NY Times about Liviu Ciulei



Ms. Marica Solomon signaled me the presence of a great article in the October 27 issue of NY Times on the life of Liviu Ciulei.

Mr. Ciulei (whose name was pronounced LEEV-you CHEW-lay) made films in his native Romania, but in the United States he was best known for his provocative interpretations of classic plays. Contemporary art, he once said, is one that brings all the conflicts of the world into the poem, into the theater, into the painting. And the world’s enduring turmoil often rumbled, at least subliminally, through his presentations.

Ciulei's American debut was in 1974 at Arena Stage in DC with Leonce and Lena (written by Georg Büchner), a 19th-century German absurdist political satire. The production was described then in NY Times as electric and eclectic, a sort of time capsule of world theater right up to the foolish epics of Brecht and the epic follies of Ionesco. And Liviu Ciulei was immediately recognized as one of the most imaginative directors in the world.

A Hamlet followed at Arena Stage in 1978, set in Bismarck-era Germany. NY Times called it not the triumph just of a season but of a decade.

But the most important part of the theatrical activity of Mr. Ciulei in the US was at the Guthrie Theater in Minneapolis.
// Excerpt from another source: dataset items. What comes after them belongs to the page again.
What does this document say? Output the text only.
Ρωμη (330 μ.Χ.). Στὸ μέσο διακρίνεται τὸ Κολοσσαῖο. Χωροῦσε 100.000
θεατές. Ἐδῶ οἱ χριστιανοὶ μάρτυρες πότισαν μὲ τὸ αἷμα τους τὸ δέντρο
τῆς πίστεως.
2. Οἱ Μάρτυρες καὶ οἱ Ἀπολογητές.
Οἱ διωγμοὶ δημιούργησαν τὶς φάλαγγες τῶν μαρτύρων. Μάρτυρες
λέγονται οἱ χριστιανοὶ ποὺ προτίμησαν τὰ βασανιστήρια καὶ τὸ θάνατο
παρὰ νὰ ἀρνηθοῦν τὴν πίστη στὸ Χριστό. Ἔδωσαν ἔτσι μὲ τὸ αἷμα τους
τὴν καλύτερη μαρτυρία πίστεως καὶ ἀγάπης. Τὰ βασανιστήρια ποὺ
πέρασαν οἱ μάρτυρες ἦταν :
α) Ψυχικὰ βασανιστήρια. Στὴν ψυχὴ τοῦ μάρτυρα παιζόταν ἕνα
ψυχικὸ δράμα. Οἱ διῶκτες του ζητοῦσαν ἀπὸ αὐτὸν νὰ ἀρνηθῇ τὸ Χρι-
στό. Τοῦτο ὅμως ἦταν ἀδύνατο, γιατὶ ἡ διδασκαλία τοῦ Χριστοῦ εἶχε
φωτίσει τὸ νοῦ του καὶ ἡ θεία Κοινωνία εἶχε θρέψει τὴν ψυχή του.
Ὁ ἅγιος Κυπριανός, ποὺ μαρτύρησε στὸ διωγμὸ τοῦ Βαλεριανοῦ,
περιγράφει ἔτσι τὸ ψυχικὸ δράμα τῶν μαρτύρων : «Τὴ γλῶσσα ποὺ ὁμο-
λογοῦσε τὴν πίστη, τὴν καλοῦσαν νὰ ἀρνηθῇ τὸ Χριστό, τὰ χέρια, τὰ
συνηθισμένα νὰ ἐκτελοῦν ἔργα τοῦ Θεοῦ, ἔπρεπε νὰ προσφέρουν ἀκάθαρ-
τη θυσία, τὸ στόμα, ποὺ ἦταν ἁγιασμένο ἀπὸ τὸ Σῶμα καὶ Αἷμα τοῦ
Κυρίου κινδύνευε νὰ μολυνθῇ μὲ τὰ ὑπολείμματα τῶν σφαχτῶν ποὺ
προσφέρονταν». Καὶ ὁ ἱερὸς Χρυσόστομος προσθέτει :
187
Here he started in 1981, with a Tempest having Prospero’s island surrounded by a bloody moat with cultural artifacts — the Venus de Milo and the Mona Lisa among them — floating in it. And here at the Guthrie he also directed the play that has hunted his imagination for all life: it was the play in which he had debuted in Bucharest in 1946, in the role of Puck, the play he had directed in the 1960s at the prestigious Bulandra Theatre, the play he had dreamed to put in a great movie. He didn't make that movie, unfortunately. I'm speaking about Midsummer Night's Dream. At the Guthrie, Mr. Ciulei underscored a psychological savagery and sadism in the play’s romantic roundelay, depicting Bottom, the leader of the jesterlike players, as humiliated to the core by the indifference of his royal audience. Was it a reference to the American audience that was giving him much less recognition than he truly deserved? (Many people still want the theater to be like cool lemonade when it’s hot, he once observed). Maybe he wasn't right. He had recognition, no question about it. He wanted more. He should have known that masterpieces have always been ultimately for the happy few. Was it rather a reference to his pain that he didn't render the play in a movie? It's also our pain, of those who loved his plays and his movies.